AI troubles at Apple’s kingdom
Last year, Apple made a big announcement at its Worldwide Developers Conference. It introduced AI. Not Artificial Intelligence, but Apple Intelligence. As every other tech company was announcing their pivot to AI, Apple felt like it had to do something too.
It is not that Apple hasn't been working on new technologies. Its own line of M series of Systems on Chips (SoC) is loaded with processors which makes running AI faster and faster with every new version.
But it looks like the AI algorithms are not behaving as Apple expected.
You might remember that during the Developers conference, Apple announced a partnership with OpenAI and that it will use the technology to capture the imagination of its customers. What was apparent during these announcements was the absence of talking much about Artificial Intelligence - instead the term Apple Intelligence was used, but more importantly, OpenAI wasn't even part of the announcement. Its mention was in the fine print in the footnote on the page which didn't even get printed. For OpenAI it sounded like a major and very costly deal.
The list of announcements was long and it portrayed the panacea of user experience.

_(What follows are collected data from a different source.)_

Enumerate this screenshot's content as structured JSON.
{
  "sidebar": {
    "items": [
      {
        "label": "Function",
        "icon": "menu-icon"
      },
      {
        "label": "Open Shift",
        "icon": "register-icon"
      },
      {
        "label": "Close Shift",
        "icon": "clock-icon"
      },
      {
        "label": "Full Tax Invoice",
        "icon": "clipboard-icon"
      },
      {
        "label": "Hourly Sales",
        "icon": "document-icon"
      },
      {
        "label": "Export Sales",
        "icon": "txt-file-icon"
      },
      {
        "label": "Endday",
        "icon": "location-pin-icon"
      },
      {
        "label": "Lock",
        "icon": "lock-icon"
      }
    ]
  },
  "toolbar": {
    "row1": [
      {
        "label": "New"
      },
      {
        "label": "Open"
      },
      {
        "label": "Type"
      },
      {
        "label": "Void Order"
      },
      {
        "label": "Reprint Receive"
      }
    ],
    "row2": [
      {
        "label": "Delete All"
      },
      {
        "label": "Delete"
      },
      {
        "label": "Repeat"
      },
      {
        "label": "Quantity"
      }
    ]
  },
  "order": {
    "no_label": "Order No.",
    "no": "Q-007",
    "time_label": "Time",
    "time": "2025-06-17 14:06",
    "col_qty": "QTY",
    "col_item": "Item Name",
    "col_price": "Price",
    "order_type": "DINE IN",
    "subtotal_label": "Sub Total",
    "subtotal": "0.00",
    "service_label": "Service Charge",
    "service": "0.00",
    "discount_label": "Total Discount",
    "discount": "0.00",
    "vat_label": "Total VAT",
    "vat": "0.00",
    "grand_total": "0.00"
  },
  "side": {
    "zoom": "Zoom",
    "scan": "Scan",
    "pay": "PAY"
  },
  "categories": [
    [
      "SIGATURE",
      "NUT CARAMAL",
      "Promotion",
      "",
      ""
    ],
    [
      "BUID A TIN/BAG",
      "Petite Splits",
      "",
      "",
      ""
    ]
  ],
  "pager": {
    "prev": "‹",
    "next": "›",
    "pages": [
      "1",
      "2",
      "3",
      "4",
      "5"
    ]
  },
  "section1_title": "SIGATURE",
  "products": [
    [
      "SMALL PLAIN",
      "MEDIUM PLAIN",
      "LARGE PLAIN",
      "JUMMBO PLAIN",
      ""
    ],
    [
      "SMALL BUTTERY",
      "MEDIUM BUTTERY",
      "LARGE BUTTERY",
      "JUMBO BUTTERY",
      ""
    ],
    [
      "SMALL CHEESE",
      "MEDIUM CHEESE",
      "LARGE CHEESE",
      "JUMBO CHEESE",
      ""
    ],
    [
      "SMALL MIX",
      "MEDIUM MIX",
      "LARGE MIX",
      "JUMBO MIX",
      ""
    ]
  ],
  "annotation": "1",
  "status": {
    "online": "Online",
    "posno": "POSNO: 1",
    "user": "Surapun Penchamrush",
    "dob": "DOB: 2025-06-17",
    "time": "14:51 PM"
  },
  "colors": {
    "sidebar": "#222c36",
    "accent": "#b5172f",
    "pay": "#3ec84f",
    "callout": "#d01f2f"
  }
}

Then the reality settled in.
Whatever Apple wanted to do to keep up with its brand image is not working as expected or hoped. It would appear that these two words 'expectations' and 'hope' in high dosages are always present when discussing AI. It can be expected from OpenAI - a startup which lives on hype in order to attract more investment. One can directly experience it now when using Google Search, where Gemini is trying to be helpful with 'AI overview'. Unfortunately that approach is not helping Google's business model. There are no ads (at least for now) and users are not clicking on links to go to websites where they would see more ads. Google hopes that one day it can roll it into a new product. The expectations are high.
However, Apple is not a startup, nor can it run these tests. Apple is in a business where the product has to work for millions and millions of people and it has to work reliably. And add to it the brand promise of privacy and securitywhich adds extra constraints when implementing new features into the product.
Side note: Apple's decision to focus on privacy and security, and their decision to be very explicit about it, is one example of the strategic choice the company made. For many companies, when describing their strategy, they use these good sounding phrases - 'the customer is at the center of what we are doing', 'we hire the best people', etc. Do you know a company which explicitly differentiates itself with the opposite? However, when you state that privacy and security is your differentiator, and then you can't introduce a new product because of that, you know you made a choice because it hurts. You might notice I didn't use the words 'good' or 'bad' choice. That always comes up later when you start counting money in your bank account.
What Apple was promising last year was supposed to be introduced this year, but will arrive - if at all - next year.
Through this new product development, Apple is running into every weakness of the AI - the Large Language Models (LLMs). The output is unpredictable. For the same question, you might get a different, maybe very similar answer, but different. Also, you can't guarantee the accuracy of the answer. Based on their demo the Apple Intelligence will be Powerful, Intuitive, Integrated, Personal and Private. It is the last three which create the headache for Apple. In order to deliver Powerful, the AI has to have access to every single aspect of the system. It has to have access to your contacts, calendar, emails, messages, notes, and credit card, before Siri (btw: another product having its own issues) can say 'Should I call your friend about next week's birthday or should I just buy her a gift?' Apple also promised that the AI functionality will be available for developers to build millions of useful apps.
How to do that and not break your brand promise and violate user privacy is an almost unsolvable problem for now. The bonus is the security part, where so far every single LLM is susceptible to hacking.
Another data point for your consideration comes from a new article about challenges for LLMs: Majority of AI Researchers Say Tech Industry Is Pouring Billions Into a Dead End. In the piece, AI researchers question if the current approach to keep scaling the LLMs with bigger and faster computers will get us to the (questionable) Artificial General Intelligence (AGI).
The tech world was, is and always will be the world of beautiful dreams, daring hopes and high expectations. The art is to recognize which dreams will survive the collision with reality. May that art become your recurrent pattern.